过了很久,他开口:“蔓蔓,我知道诗瑶做错了事,她该受惩罚。
但是我和她……我和她真的没什么。那天她心情不好,是因为她男朋友劈腿了,她喝多了,
她……”“她什么?”“她吸毒确实是事实,但我之前真的不知道!她在国外呆过一阵,
被带坏了,她以前不是这样的……蔓蔓,我……”我转过身,看着他。三年了。
我和周景行在一起三年。他是周氏集团的二少爷,但不是继承人。上面有个大哥,能力出众,
把持着公司大半业务。周景行在集团挂了个闲职,每天优哉游哉,最大的爱好是打游戏。
我认识他是在一个网吧。那时候我刚大学毕业,在一家小公司做行政,
周末去网吧打游戏放松。他在隔壁机位,玩的是同一个游戏。我操作失误,他扭头看了一眼,
说:“妹子,你这个走位不对。”就这样认识了。后来加了微信,一起组队,一起开黑。
半年后他表白,我们在一起。周家看不上我。他妈第一次见我,上下打量了一遍,
问:“你爸妈是做什么的?”我说我妈是小学老师,我爸去世了。
他妈的表情当场就来了个一百八十度大转弯。周景行的大嫂,那位周家大少爷的太太,
是某集团董事长的千金。两家联姻,门当户对。到我这儿,一个小学老师的女儿,父亲早逝,
无根无基,在周家人眼里就是高攀。周景行不在乎。他带着我参加各种聚会,
有人当面阴阳怪气,他当场翻脸。他妈安排相亲,他直接放鸽子。
有一次他妈在饭桌上说“那个林蔓配不上你”,他放下筷子:“妈,你再说这种话,
我就不回来吃饭了。”我以为他是真的爱我。直到林诗瑶出现。
林诗瑶是周景行他妈的外甥女,从小在国外长大。她妈是周景行他妈的亲妹妹,早年离婚,
带着女儿寄居在姐姐家。周景行他妈疼这个外甥女,比疼自己儿子还多。林诗瑶长得漂亮,
会说话,会来事,见人三分笑。

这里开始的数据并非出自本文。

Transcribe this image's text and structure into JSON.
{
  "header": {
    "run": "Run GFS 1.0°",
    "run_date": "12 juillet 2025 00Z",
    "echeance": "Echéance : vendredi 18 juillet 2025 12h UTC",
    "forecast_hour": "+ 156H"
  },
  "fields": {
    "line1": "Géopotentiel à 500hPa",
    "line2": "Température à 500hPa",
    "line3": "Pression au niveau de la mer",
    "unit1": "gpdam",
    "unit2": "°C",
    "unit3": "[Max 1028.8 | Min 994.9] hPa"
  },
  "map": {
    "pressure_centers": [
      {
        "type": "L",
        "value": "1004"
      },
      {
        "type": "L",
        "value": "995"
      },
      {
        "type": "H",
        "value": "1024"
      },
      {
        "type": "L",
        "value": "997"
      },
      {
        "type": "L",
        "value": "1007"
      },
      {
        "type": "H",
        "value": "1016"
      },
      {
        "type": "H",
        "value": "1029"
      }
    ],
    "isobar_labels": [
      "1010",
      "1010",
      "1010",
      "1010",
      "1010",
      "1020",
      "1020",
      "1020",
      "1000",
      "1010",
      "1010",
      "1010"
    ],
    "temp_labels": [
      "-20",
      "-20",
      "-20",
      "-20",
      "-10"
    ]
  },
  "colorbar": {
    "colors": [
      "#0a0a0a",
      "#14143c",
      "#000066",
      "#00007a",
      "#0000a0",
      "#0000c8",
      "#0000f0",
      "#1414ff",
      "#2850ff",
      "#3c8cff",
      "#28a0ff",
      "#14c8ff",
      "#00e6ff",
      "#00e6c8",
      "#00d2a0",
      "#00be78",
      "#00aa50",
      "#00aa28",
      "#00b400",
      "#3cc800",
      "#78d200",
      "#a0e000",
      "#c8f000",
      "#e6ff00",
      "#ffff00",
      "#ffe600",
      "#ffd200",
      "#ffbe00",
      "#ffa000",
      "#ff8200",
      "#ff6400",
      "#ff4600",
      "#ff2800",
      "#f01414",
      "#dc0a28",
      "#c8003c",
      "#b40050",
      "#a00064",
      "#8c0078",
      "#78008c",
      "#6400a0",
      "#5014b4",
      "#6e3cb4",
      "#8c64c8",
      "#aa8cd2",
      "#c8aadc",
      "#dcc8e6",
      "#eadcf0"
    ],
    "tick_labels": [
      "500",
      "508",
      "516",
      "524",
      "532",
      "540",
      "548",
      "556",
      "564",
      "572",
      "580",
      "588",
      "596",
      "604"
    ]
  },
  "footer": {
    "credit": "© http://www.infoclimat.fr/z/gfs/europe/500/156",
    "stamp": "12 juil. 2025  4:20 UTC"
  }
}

我第一次见她,她拉着我的手喊“蔓蔓姐”,
亲热得像亲姐妹。背地里,她跟周景行他妈说:“姨妈,那个林蔓看着就不像好人,
景行哥跟她在一起,迟早要吃亏。”这话是后来别人告诉我的。周景行不信。
“诗瑶从小就很乖,她不是那种人。”他说。林诗瑶确实不是那种人。她是另一种人。
她会在周景行面前装得温柔体贴,善解人意。周景行加班,她送夜宵。周景行心情不好,
她陪着聊天。周景行跟他妈吵架,她两边劝和。然后不经意地说一句:“景行哥,
蔓蔓姐最近好像跟一个男的走得很近,我那天在商场看见他们了,我没敢告诉你。
”周景行当然不信,回来问我。我说那是我表弟,来城里找工作,我带他买身衣服。
周景行信了。但怀疑的种子种下了。下一次,林诗瑶说:“景行哥,
我听说蔓蔓姐借了高利贷,好像是给她妈看病,你知不知道这事?”周景行来问我,
我说我妈有医保,看病的钱我出得起。他又信了。第三次,第四次,第五次。三个人里面,
总有一个人要成为那个不被信任的。是我。那天周景行喝多了,手机落在客厅,
林诗瑶拿起来,用他的指纹解了锁。她翻到我的微信,给我发了一条消息:“蔓蔓,
我们分手吧。”发完就删了。第二天我看见那条消息,打电话问周景行,他一脸懵,
说我没发过。林诗瑶在旁边说:“景行哥,你是不是喝多了发的,不记得了?蔓蔓姐,
你别生气,他肯定是无心的。”周景行说是吗,可能吧,我真不记得了。那一次,
我差点跟他分手。是他求了我很久,发誓以后绝不喝酒,我才心软了。现在想想,
我那时候真傻。“蔓蔓。”周景行的声音把我拉回现实。火化间的门开了,
工作人员捧出一个骨灰盒。我的腿一软,跪了下去。妈。你走了。我连最后一面都没见到。
头七。我把骨灰盒安葬在公墓,和我爸在一起。我爸走的时候我十五岁,肝癌。
我妈一个人把我拉扯大,供我读完大学。她常说,等你结婚生孩子了,妈给你带孩子,
让妈也享享清福。她没等到。墓碑前放着两束白菊花,是我买的。旁边还放着一束,
不知道是谁。我蹲下来,把那束来历不明的花拨到一边,点上香,烧了纸。“妈,”我说,
“害你的人会付出代价的。你放心。”站起来的时候,我看见远处站着一个人。周景行。
他不知道什么时候来的,站在十几米开外,穿着一身黑,手里拿着一束花。我没理他,
转身往山下走。他追上来:“蔓蔓。”我停下脚步,没回头。“蔓蔓,我知道你不愿意见我,
但是有些事,我必须告诉你。”“什么事?”他绕到我面前,
看着我的眼睛:“诗瑶……林诗瑶,被保释了。”我抬起头。“今天上午的事。
”他避开我的目光,“我爸出面,找的关系。”我看着他不说话。“我知道你不接受,
我也不接受。”他声音很低,“但是蔓蔓,这件事我阻止不了。我爸说,
诗瑶从小在周家长大,就是周家的人,不能看着她坐牢。他找了最好的律师团队,
要打这个官司。”“打官司。”我重复了一遍。“他们想争取……争取过失致人死亡,
不是交通肇事。过失致人死亡量刑轻一些,再争取谅解……”“谅解。”我说,“谁的谅解?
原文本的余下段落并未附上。